Objective To explore the influence of MYC expression level on ovarian cancer cells adhesion and invasion ability,and the involvement of the integrinβ1 in the adhesion and invasion control. Methods Comparative study was done to analyze the relationship between the mRNA level of MYC and ITGB1 among sixty cell lines from the NCI-60 cells bank; Western blot was performed to demonstrate the correlation of MYC and ITGB1 protein level in ovarian cancer cell lines;Immunohistochemistry was adopted to compare the expression level of MYC and ITGB1 in paired primary and metastatic ovarian cancer tissue.
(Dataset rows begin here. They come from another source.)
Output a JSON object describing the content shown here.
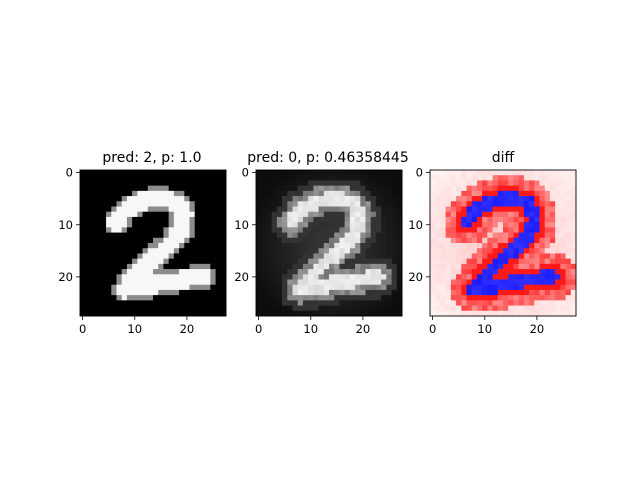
{
  "chart_data": [
    {
      "type": "heatmap",
      "title": "pred: 2, p: 1.0",
      "colormap": "gray",
      "grid": false,
      "xlim": [
        0,
        28
      ],
      "ylim": [
        28,
        0
      ],
      "x_ticks": [
        0,
        10,
        20
      ],
      "y_ticks": [
        0,
        10,
        20
      ],
      "background_value": 0.0,
      "digit_value": 0.97,
      "digit_shape": "2"
    },
    {
      "type": "heatmap",
      "title": "pred: 0, p: 0.46358445",
      "colormap": "gray",
      "grid": false,
      "xlim": [
        0,
        28
      ],
      "ylim": [
        28,
        0
      ],
      "x_ticks": [
        0,
        10,
        20
      ],
      "y_ticks": [
        0,
        10,
        20
      ],
      "background_value": 0.05,
      "digit_value": 0.85,
      "digit_shape": "2"
    },
    {
      "type": "heatmap",
      "title": "diff",
      "colormap": "bwr",
      "grid": false,
      "xlim": [
        0,
        28
      ],
      "ylim": [
        28,
        0
      ],
      "x_ticks": [
        0,
        10,
        20
      ],
      "y_ticks": [
        0,
        10,
        20
      ],
      "background_value": 0.2,
      "digit_value": -0.9
    }
  ]
}
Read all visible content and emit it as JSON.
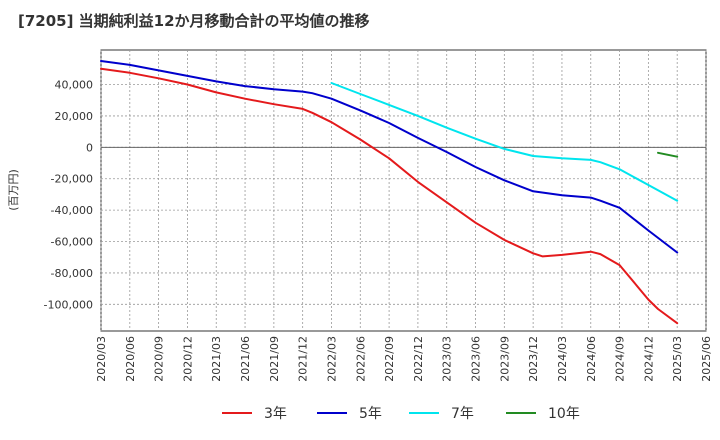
{
  "title": "[7205]  当期純利益12か月移動合計の平均値の推移",
  "chart_data": {
    "type": "line",
    "title": "[7205]  当期純利益12か月移動合計の平均値の推移",
    "ylabel": "(百万円)",
    "xlabel": "",
    "ylim": [
      -117000,
      62000
    ],
    "xlim": [
      "2020/03",
      "2025/06"
    ],
    "y_ticks": [
      40000,
      20000,
      0,
      -20000,
      -40000,
      -60000,
      -80000,
      -100000
    ],
    "y_tick_labels": [
      "40,000",
      "20,000",
      "0",
      "-20,000",
      "-40,000",
      "-60,000",
      "-80,000",
      "-100,000"
    ],
    "x_tick_labels": [
      "2020/03",
      "2020/06",
      "2020/09",
      "2020/12",
      "2021/03",
      "2021/06",
      "2021/09",
      "2021/12",
      "2022/03",
      "2022/06",
      "2022/09",
      "2022/12",
      "2023/03",
      "2023/06",
      "2023/09",
      "2023/12",
      "2024/03",
      "2024/06",
      "2024/09",
      "2024/12",
      "2025/03",
      "2025/06"
    ],
    "grid": true,
    "legend_position": "bottom",
    "series": [
      {
        "name": "3年",
        "color": "#e41a1c",
        "x": [
          "2020/03",
          "2020/06",
          "2020/09",
          "2020/12",
          "2021/03",
          "2021/06",
          "2021/09",
          "2021/12",
          "2022/01",
          "2022/03",
          "2022/06",
          "2022/09",
          "2022/12",
          "2023/03",
          "2023/06",
          "2023/09",
          "2023/12",
          "2024/01",
          "2024/03",
          "2024/06",
          "2024/07",
          "2024/09",
          "2024/12",
          "2025/01",
          "2025/03"
        ],
        "values": [
          50000,
          47500,
          44000,
          40000,
          35000,
          31000,
          27500,
          24500,
          22000,
          16000,
          5000,
          -7000,
          -22000,
          -35000,
          -48000,
          -59000,
          -67500,
          -69500,
          -68500,
          -66500,
          -68000,
          -75000,
          -97000,
          -103000,
          -112000
        ]
      },
      {
        "name": "5年",
        "color": "#0000cc",
        "x": [
          "2020/03",
          "2020/06",
          "2020/09",
          "2020/12",
          "2021/03",
          "2021/06",
          "2021/09",
          "2021/12",
          "2022/01",
          "2022/03",
          "2022/06",
          "2022/09",
          "2022/12",
          "2023/03",
          "2023/06",
          "2023/09",
          "2023/12",
          "2024/03",
          "2024/06",
          "2024/07",
          "2024/09",
          "2024/12",
          "2025/03"
        ],
        "values": [
          55000,
          52500,
          49000,
          45500,
          42000,
          39000,
          37000,
          35500,
          34500,
          31000,
          23500,
          15500,
          6000,
          -3000,
          -12500,
          -21000,
          -28000,
          -30500,
          -32000,
          -34000,
          -38500,
          -53000,
          -67000
        ]
      },
      {
        "name": "7年",
        "color": "#00e5ee",
        "x": [
          "2022/03",
          "2022/06",
          "2022/09",
          "2022/12",
          "2023/03",
          "2023/06",
          "2023/09",
          "2023/12",
          "2024/03",
          "2024/06",
          "2024/07",
          "2024/09",
          "2024/12",
          "2025/03"
        ],
        "values": [
          41000,
          34000,
          27000,
          20000,
          12500,
          5500,
          -1000,
          -5500,
          -7000,
          -8000,
          -9500,
          -14000,
          -24000,
          -34000
        ]
      },
      {
        "name": "10年",
        "color": "#228b22",
        "x": [
          "2025/01",
          "2025/03"
        ],
        "values": [
          -3500,
          -6000
        ]
      }
    ]
  }
}
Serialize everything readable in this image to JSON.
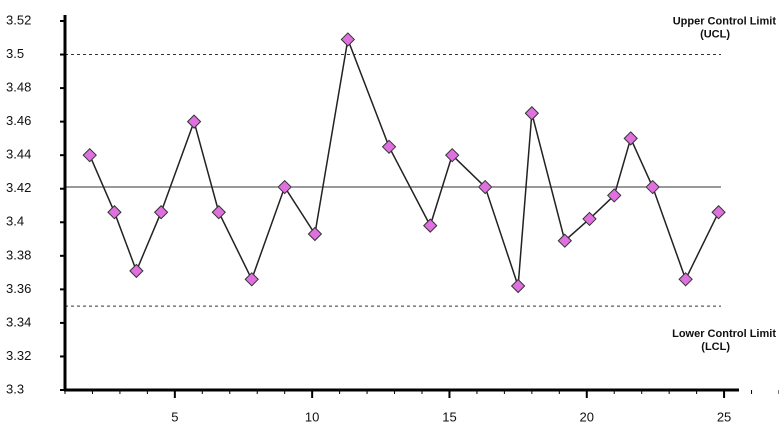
{
  "chart_data": {
    "type": "line",
    "x": [
      1.9,
      2.8,
      3.6,
      4.5,
      5.7,
      6.6,
      7.8,
      9.0,
      10.1,
      11.3,
      12.8,
      14.3,
      15.1,
      16.3,
      17.5,
      18.0,
      19.2,
      20.1,
      21.0,
      21.6,
      22.4,
      23.6,
      24.8
    ],
    "series": [
      {
        "color": "#222222",
        "marker_color": "#e070e0",
        "values": [
          3.44,
          3.406,
          3.371,
          3.406,
          3.46,
          3.406,
          3.366,
          3.421,
          3.393,
          3.509,
          3.445,
          3.398,
          3.44,
          3.421,
          3.362,
          3.465,
          3.389,
          3.402,
          3.416,
          3.45,
          3.421,
          3.366,
          3.406
        ]
      }
    ],
    "xlim": [
      1,
      27
    ],
    "xticks": [
      5,
      10,
      15,
      20,
      25
    ],
    "ylim": [
      3.3,
      3.52
    ],
    "yticks": [
      3.3,
      3.32,
      3.34,
      3.36,
      3.38,
      3.4,
      3.42,
      3.44,
      3.46,
      3.48,
      3.5,
      3.52
    ],
    "reference_lines": [
      {
        "value": 3.5,
        "style": "dashed"
      },
      {
        "value": 3.421,
        "style": "solid"
      },
      {
        "value": 3.35,
        "style": "dashed"
      }
    ],
    "annotations": [
      {
        "lines": [
          "Upper Control Limit",
          "(UCL)"
        ],
        "at": 3.5
      },
      {
        "lines": [
          "Lower Control Limit",
          "(LCL)"
        ],
        "at": 3.35
      }
    ]
  }
}
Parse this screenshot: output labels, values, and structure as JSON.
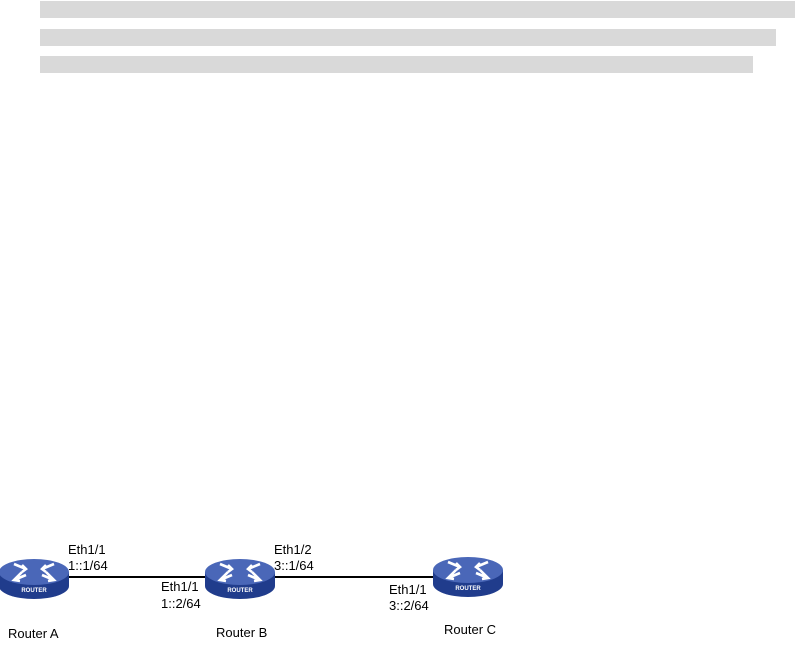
{
  "colors": {
    "highlight": "#d9d9d9",
    "router_top": "#4a67b8",
    "router_side": "#203c8c",
    "link": "#000000"
  },
  "routers": [
    {
      "name": "Router A",
      "badge": "ROUTER"
    },
    {
      "name": "Router B",
      "badge": "ROUTER"
    },
    {
      "name": "Router C",
      "badge": "ROUTER"
    }
  ],
  "links": [
    {
      "a_if": "Eth1/1",
      "a_ip": "1::1/64",
      "b_if": "Eth1/1",
      "b_ip": "1::2/64"
    },
    {
      "a_if": "Eth1/2",
      "a_ip": "3::1/64",
      "b_if": "Eth1/1",
      "b_ip": "3::2/64"
    }
  ]
}
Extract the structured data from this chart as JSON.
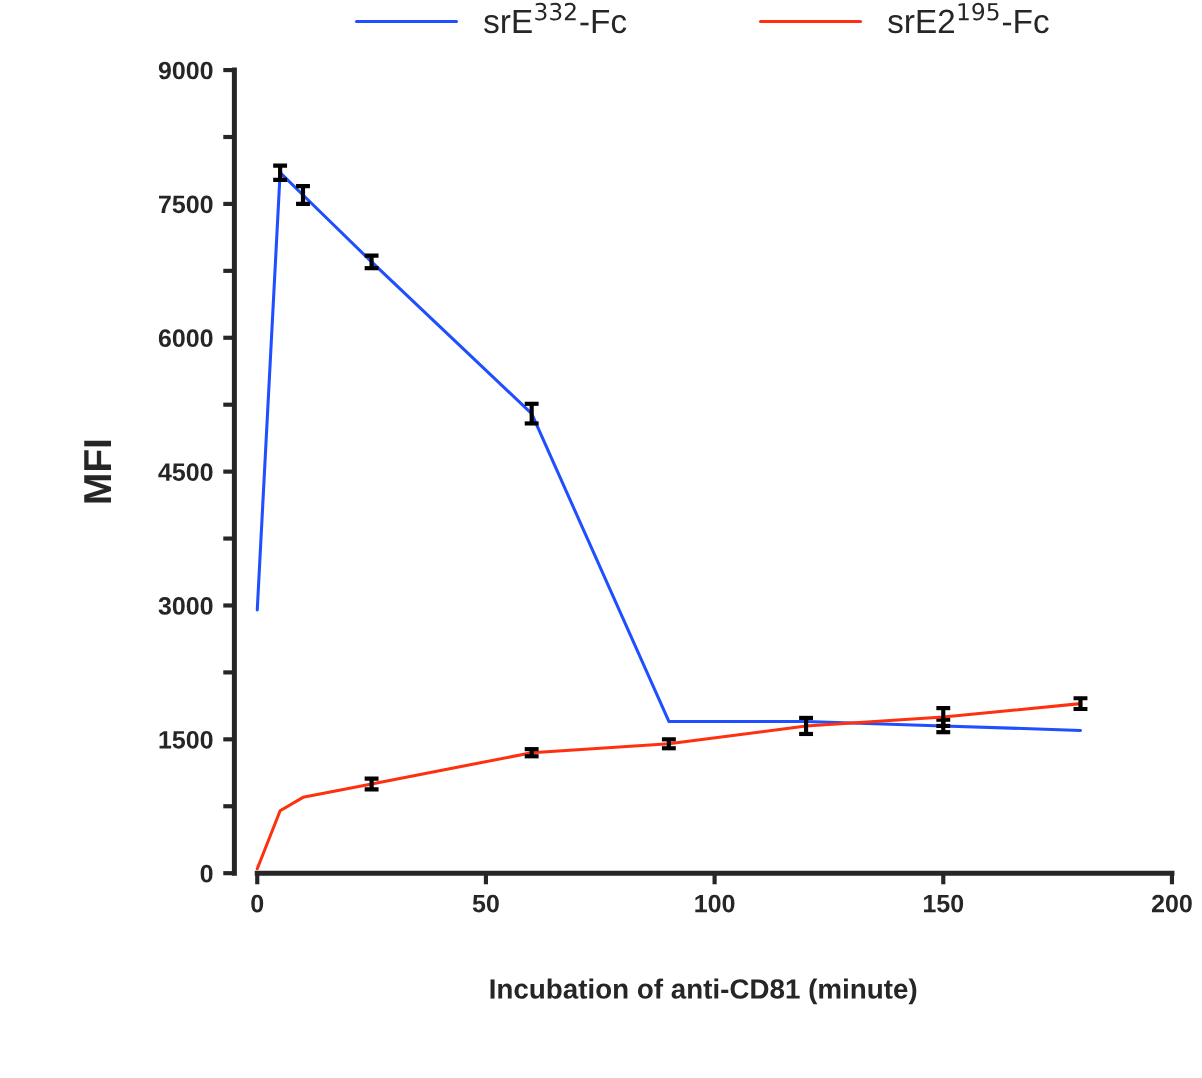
{
  "chart_data": {
    "type": "line",
    "xlabel": "Incubation of anti-CD81 (minute)",
    "ylabel": "MFI",
    "x": [
      0,
      5,
      10,
      25,
      60,
      90,
      120,
      150,
      180
    ],
    "series": [
      {
        "name": "srE$^{332}$-Fc",
        "color": "#1f4fff",
        "values": [
          2950,
          7850,
          7600,
          6850,
          5150,
          1700,
          1700,
          1650,
          1600
        ],
        "errors": [
          null,
          80,
          100,
          70,
          110,
          null,
          null,
          70,
          null
        ]
      },
      {
        "name": "srE2$^{195}$-Fc",
        "color": "#ff3010",
        "values": [
          50,
          700,
          850,
          1000,
          1350,
          1450,
          1650,
          1750,
          1900
        ],
        "errors": [
          null,
          null,
          null,
          60,
          40,
          50,
          90,
          100,
          60
        ]
      }
    ],
    "xlim": [
      -5,
      200
    ],
    "xticks": [
      0,
      50,
      100,
      150,
      200
    ],
    "ylim": [
      0,
      9000
    ],
    "yticks": [
      0,
      {
        "value": 750,
        "label": null
      },
      1500,
      {
        "value": 2250,
        "label": null
      },
      3000,
      {
        "value": 3750,
        "label": null
      },
      4500,
      {
        "value": 5250,
        "label": null
      },
      6000,
      {
        "value": 6750,
        "label": null
      },
      7500,
      {
        "value": 8250,
        "label": null
      },
      9000
    ],
    "grid": false,
    "legend": "top"
  }
}
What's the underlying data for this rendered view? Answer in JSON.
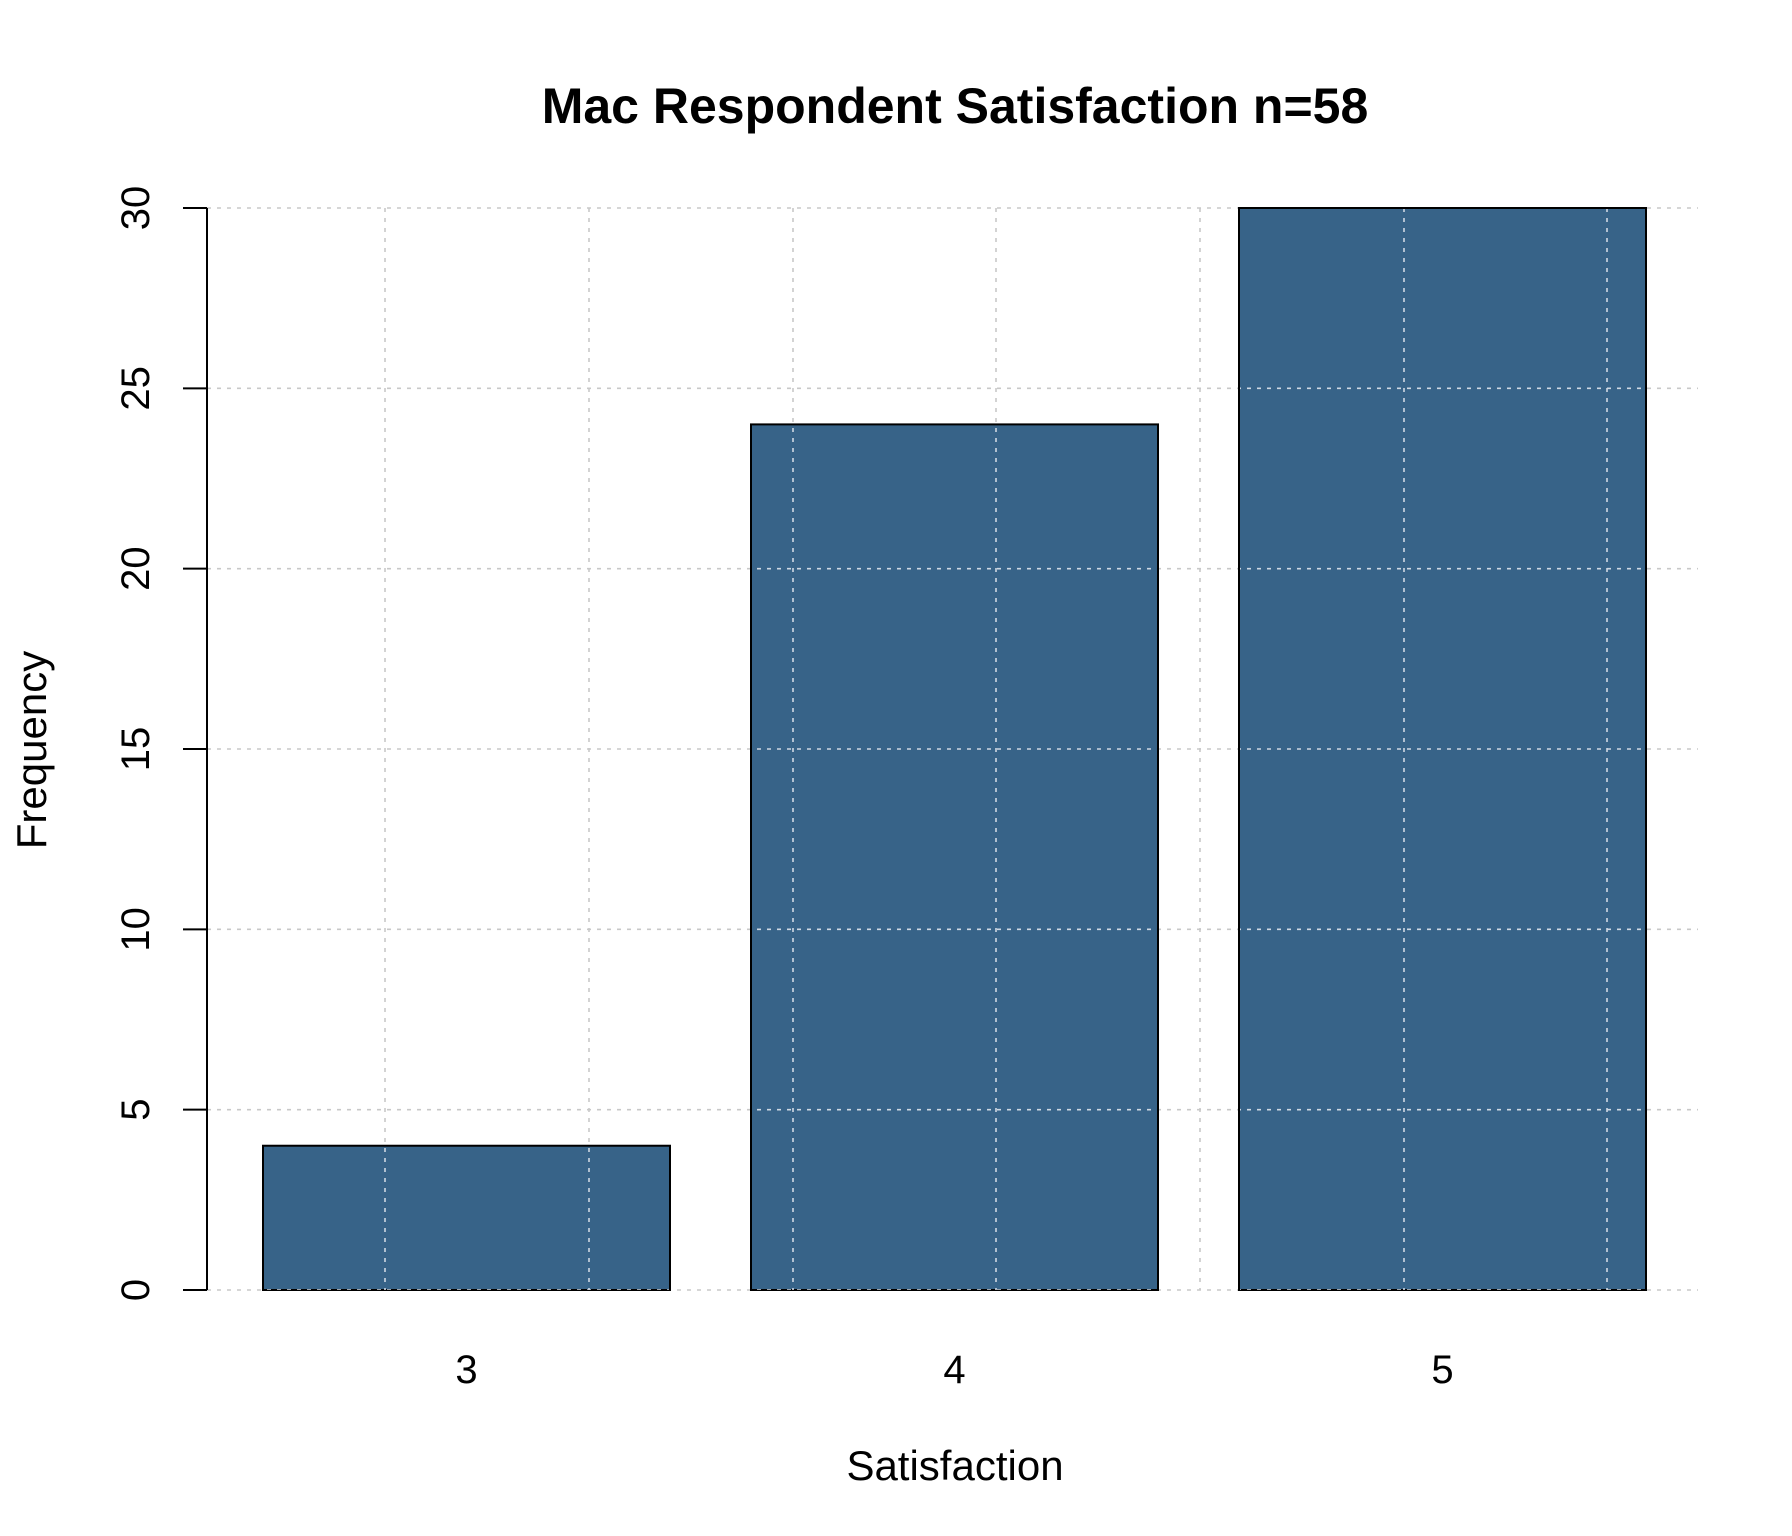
{
  "chart_data": {
    "type": "bar",
    "title": "Mac Respondent Satisfaction n=58",
    "xlabel": "Satisfaction",
    "ylabel": "Frequency",
    "categories": [
      "3",
      "4",
      "5"
    ],
    "values": [
      4,
      24,
      30
    ],
    "ylim": [
      0,
      30
    ],
    "yticks": [
      0,
      5,
      10,
      15,
      20,
      25,
      30
    ],
    "grid": true,
    "colors": {
      "bar": "#376388",
      "grid_outside": "#c8c8c8",
      "grid_on_bar": "#cfd8e3"
    }
  }
}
Furthermore ,we employed in vitro adhesion test to detect the alteration of ovarian cancer cell adhesion ability to ECM molecular like fibronectin ,collagen I and laminin after fluctuation of MYC and ITGB1 expression; Transwell assay was applied to check the invasion ability variation with the disturbance of MYC and ITGB1 level. Results The mRNA levels of MYC and ITGB1 were dramatically inverse-correlated in NCI-60 cells bank(P<0.01);The protein levels of MYC and ITGB1 in ovarian cancer cell lines were also negative correlated; The primary ovarian cancer tissue showed lower expression of ITGB1 and higher expression of MYC,while the matched metastasis displayed the opposite outcome;Ovarian cancer cells reduced adhesive and invasive capacity in case of ITGB1 being down-regulated ,however, the adhesive and metastatic ability improved tremendously with elevation of ITGB1;Promoted adhesion and invasion ability and rise of ITGB1 expression were observed after downregulation of MYC,meanwhile,and inhibition of ITGB1 reversed the increasement of adhesion and invasion ability. Conclusions MYC,inversely-correlated with ITGB1 in ovarian cancer cells,inhibited ovarian cancer cells adhesion and invasion. Inhibition of MYC could lead to enhanced adhesion and invasion ability of ovarian cancer cells.